The fact that so many reviewers have Pixels as their daily drivers speaks for itself. These people even explain why this is the case: the software. The software defines how you use a device. And in that regard, the Pixel UI is simply better than TouchWiz. Maybe not in total software features. But in actual usage, it is prominently smoother and more consistent; everybody works more effortlessly and reliably every time, every day, every week and every month. I know this for a fact based on my own experience with flagship phones from all the large OEMs.
Maybe software isn’t as important to you (or maybe you just haven’t tried the Pixel – which I suspect is the case). But it is a lot of other people. And I know for a fact that when I introduced people who don’t know about the Pixel to it, they appreciate its software experience more than any other phone they’ve used.
generalako - Wednesday, January 24, 2018 - link
The level of absurdity in your post is ridiculous."Stock doesn't sell", what? Did you ever think that the correlation between marketing costs, like advertisements, and sales of units, has something to do with it? The high marketing costs of Samsung and Apple over the years, as well asappropriation of market shareis why their phones are so popular. It's not down to any independent popular, no more than McDonald's superiority as the most popular food chain is down to their food being the best out there of any restaurant?
As for updates, Google’s updates are nowhere near as buggy as those of Apple's have been the recent years (iOS 11, for example, is a complete disaster).
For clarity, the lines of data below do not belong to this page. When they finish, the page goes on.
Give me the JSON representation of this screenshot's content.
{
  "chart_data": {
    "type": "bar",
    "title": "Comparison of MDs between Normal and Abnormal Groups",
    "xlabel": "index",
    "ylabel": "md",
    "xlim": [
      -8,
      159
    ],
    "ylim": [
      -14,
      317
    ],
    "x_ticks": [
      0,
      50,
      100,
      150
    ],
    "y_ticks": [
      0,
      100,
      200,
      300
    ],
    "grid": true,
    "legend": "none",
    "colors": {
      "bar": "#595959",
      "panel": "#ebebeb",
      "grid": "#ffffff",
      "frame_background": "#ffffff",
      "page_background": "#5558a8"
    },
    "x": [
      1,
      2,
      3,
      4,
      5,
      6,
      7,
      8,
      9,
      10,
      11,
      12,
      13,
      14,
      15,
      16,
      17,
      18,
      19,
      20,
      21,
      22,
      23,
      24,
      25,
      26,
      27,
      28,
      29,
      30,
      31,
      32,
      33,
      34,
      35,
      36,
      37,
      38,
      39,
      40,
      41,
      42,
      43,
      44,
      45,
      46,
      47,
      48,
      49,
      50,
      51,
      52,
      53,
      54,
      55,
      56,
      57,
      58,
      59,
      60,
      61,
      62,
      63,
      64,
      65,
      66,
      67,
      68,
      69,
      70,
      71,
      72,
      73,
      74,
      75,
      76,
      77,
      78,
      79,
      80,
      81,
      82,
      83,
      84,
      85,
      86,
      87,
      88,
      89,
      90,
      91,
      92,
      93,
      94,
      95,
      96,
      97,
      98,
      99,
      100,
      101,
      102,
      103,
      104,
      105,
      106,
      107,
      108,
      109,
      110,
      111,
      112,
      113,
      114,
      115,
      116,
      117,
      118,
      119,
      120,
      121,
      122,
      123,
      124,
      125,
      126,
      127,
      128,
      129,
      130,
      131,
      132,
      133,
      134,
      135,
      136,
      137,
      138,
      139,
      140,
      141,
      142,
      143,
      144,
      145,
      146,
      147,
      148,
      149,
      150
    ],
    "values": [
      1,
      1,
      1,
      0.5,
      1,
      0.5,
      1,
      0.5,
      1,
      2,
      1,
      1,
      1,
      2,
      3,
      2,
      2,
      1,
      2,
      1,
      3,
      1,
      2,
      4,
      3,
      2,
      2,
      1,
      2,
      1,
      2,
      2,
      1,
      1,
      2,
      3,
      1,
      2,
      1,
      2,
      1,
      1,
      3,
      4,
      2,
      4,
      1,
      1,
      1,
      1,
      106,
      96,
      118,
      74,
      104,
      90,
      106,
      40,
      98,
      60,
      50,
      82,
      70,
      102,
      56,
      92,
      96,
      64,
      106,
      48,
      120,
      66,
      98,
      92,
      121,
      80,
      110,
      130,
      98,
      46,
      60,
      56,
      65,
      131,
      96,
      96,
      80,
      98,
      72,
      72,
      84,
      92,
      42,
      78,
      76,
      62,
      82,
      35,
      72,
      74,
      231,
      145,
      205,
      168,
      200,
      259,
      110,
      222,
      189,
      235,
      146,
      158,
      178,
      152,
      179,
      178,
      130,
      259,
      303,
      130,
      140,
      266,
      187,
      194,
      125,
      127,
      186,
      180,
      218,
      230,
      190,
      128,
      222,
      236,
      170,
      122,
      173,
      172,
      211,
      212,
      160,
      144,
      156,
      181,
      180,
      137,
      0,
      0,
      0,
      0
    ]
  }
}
Nor is it as buggy as when OEMs like Samsung update their phones to newer Android versions, which they always implement poorly.
The effect of the updates on older devices is almost different. I've had a wide range of Nexus devices over the years, and almost all of them have only gotten better with newer updates, as opposed to Apple iPhone and iPad units, or quite a few Samsung units. Nexus 5 just got better with newer updates, increasing in smoothness and battery life. Nexus 5X recently got quite a lot better battery because of the Oreo update. The update last year with HDR+ also made the camera better. Not to mention a general improvement in smoothness as well with Nougat and Oreo updates. My Nexus 7 kept getting better for every update as well.
You also claim iOS to be smoother, which is again wrong. Here you clearly reveal that you haven't used the Pixel or Pixel 2. Because if you did, you'd know that stock Android, or at least Pixel UI, has been smoother than iOS in general since Nougat. The rest of the garbage that OEMs deliver certainly isn’t smoother (EMUI, MIUI, LG UX, TouchWiz, Sense, etc) – but stock Android is. That is, it overall has fewer microstutters, frame drops and jitter and jank in animation and tasks than iOS. Sure, iOS is better in certain important instances, like scrolling, zooming -- the browser experience on iOS is far superior. But overall, Android is a smoother experience. I know this because I use devices on both platforms, and have been doing so for years. Hell, even TouchWiz is getting close to iOS in smoothness with the recent Samsung Experience update (which the Note 8 currently runs, and S8 will do with the Oreo update).